Waktu itu hari Rabu, menggunakan seragam kuliah berwarna krem. Aku pulang ke kosan dengan membawa motor teman sekamarku, Herdianto M P. Jangan tanya padaku kenapa dia tidak ikut pulang waktu itu, karena aku lupa, hehe. Di kosanku, ada juga tetangga sebelah kamar yang juga teman kuliahku dan Herdi, mereka tinggal sekamar bertiga. Mereka-mereka itu adalah Yakup, Bangkit, dan Yayak.
Nah, Kamis paginya ketika mau berangkat kuliah, aku lupa menaruh kunci motor tersebut dimana. Karena takut terlambat, dan motor di kosan cuma ada dua sementara jumlah kami berlima (Aku, Herdi, Yakup, Sulthani, dan Bangkit) akhirnya kami sepakat untuk membagi boncengan masing-masing motor dua orang dan tiga orang. Motor Herdi ditinggal di kosan.
Siangnya, usai pulang kuliah kucoba mencari lagi kunci motor tersebut. Di kamarku sendiri, tak ada. Kucari juga di kamar Sulthani, Bangkit, dan Yakup, maksudku, siapa tahu aku lupa menaruh kunci tersebut sembarangan ketika menonton TV atau bermain PES disana. Namun, di kamar mereka tak ada pula. Kucari dijalan, siapa tahu kunci tersebut jatuh, tak ketemu juga. Sampai malam hari kucari, tak kunjung kutemukan. Hari Jum'at pun kami lalui dengan masalah yang sama.
Usai pulang kuliah Jum’at aku mengajak kawan-kawanku mengobrak-abrik kamar, siapa tahu benda kecil tersebut terselip di suatu tempat yang tak pernah terpikirkan sebelumnya.
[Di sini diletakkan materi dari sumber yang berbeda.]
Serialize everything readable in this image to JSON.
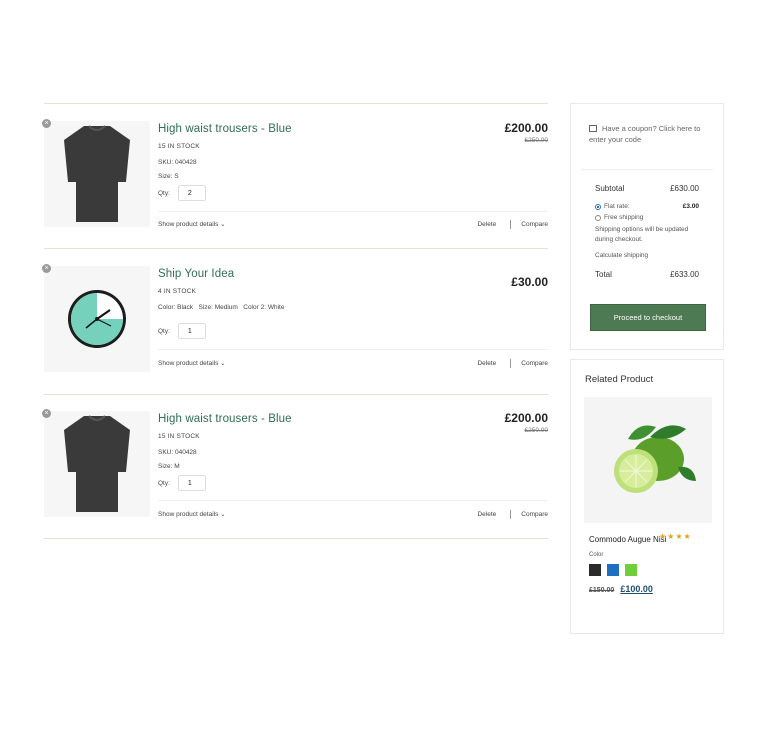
{
  "cart": {
    "items": [
      {
        "name": "High waist trousers - Blue",
        "stock": "15 IN STOCK",
        "attrs": [
          "SKU: 040428",
          "Size: S"
        ],
        "qty_label": "Qty:",
        "qty": "2",
        "price": "£200.00",
        "old_price": "£250.00",
        "details": "Show product details ⌄",
        "delete": "Delete",
        "compare": "Compare",
        "remove_icon": "×"
      },
      {
        "name": "Ship Your Idea",
        "stock": "4 IN STOCK",
        "attrs": [
          "Color: Black   Size: Medium   Color 2: White"
        ],
        "qty_label": "Qty:",
        "qty": "1",
        "price": "£30.00",
        "old_price": "",
        "details": "Show product details ⌄",
        "delete": "Delete",
        "compare": "Compare",
        "remove_icon": "×"
      },
      {
        "name": "High waist trousers - Blue",
        "stock": "15 IN STOCK",
        "attrs": [
          "SKU: 040428",
          "Size: M"
        ],
        "qty_label": "Qty:",
        "qty": "1",
        "price": "£200.00",
        "old_price": "£250.00",
        "details": "Show product details ⌄",
        "delete": "Delete",
        "compare": "Compare",
        "remove_icon": "×"
      }
    ]
  },
  "summary": {
    "coupon_text": "Have a coupon? Click here to enter your code",
    "subtotal_label": "Subtotal",
    "subtotal_value": "£630.00",
    "flat_rate_label": "Flat rate:",
    "flat_rate_value": "£3.00",
    "free_shipping_label": "Free shipping",
    "shipping_note": "Shipping options will be updated during checkout.",
    "calc_shipping": "Calculate shipping",
    "total_label": "Total",
    "total_value": "£633.00",
    "checkout_label": "Proceed to checkout"
  },
  "related": {
    "title": "Related Product",
    "product_name": "Commodo Augue Nisi",
    "stars": "★★★★",
    "color_label": "Color",
    "swatches": [
      "#2b2b2b",
      "#1f6ec2",
      "#6fcf3a"
    ],
    "old_price": "£150.00",
    "new_price": "£100.00"
  },
  "icons": {
    "remove": "remove-icon",
    "coupon": "coupon-icon",
    "dropdown": "chevron-down-icon"
  }
}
Herdi tak ikut karena ia sedang tidak berada di kosan. Kasur diangkat, lemari tempat menaruh TV diseret-seret. Kamar mandi pun tak luput dari razia. Namun hasilnya nihil. Yakup frustasi, daripada repot-repot dia menyarankan agar aku memanggil ahli kunci saja.
Aku turuti saran itu, Jum'at sore aku berangkat ke Tukad Pakerisan bersama Bangkit untuk menjemput ahli kunci. Kepadaku, Sulthani alias Yayak bilang bahwa sebaiknya kunci kamar kosan digandakan juga. Segera kutangkap maksud itu, bahwa maksud Yayak yang sebenarnya adalah berjaga-jaga siapa tahu tak ada angin tak ada hujan, penyakit lupaku ini menular dari kunci motor ke kunci kamar. Sekedar informasi, kawanku yang satu ini memang pandai sekali menjaga hati orang lain agar tidak tersinggung. :D
Masalah yang dua hari tak kunjung terselesaikan oleh kami berempat, Mahasiswa Sekolah Tinggi Akuntansi Negara, ternyata lenyap seketika di tangan ajaib si ahli kunci hanya dalam waktu kurang dari sepuluh menit. Perbandingan yang menyedihkan.
Kepada kami, ahli kunci memasang tarif 30.000,- untuk satu kunci motor karena hilang. Dan Rp 10.000,- untuk tarif menggandakan kunci kamar. Kawanku bertiga yang baik hati, menyumbangkan masing-masing 10.000,- buatku. Namun, karena aku tak mau merepotkan mereka dan mereka tak mau pula kukembalikan uangnya, maka aku punya ide agar uang 30.000 itu dibelikan Mie Ayam saja. Kita makan bersama.
Keadaan seperti ini Kawan, kalau tidak salah sering disebut dengan “simbiosis parasitisme” hehe.
Senin pagi, aku mengangkat seragam kremku yang kemarin telah kucuci untuk disetrika, karena seragam krem dipakai setiap Senin dan Rabu. Ketika menyetrika bagian saku celana, aku menemukan sebuah keanehan. Ada suatu benda kecil yang terselip di dalamnya. Setelah kurogoh, aku kaget setengah mati. Kunci Motor Herdi yang selama ini menghilang.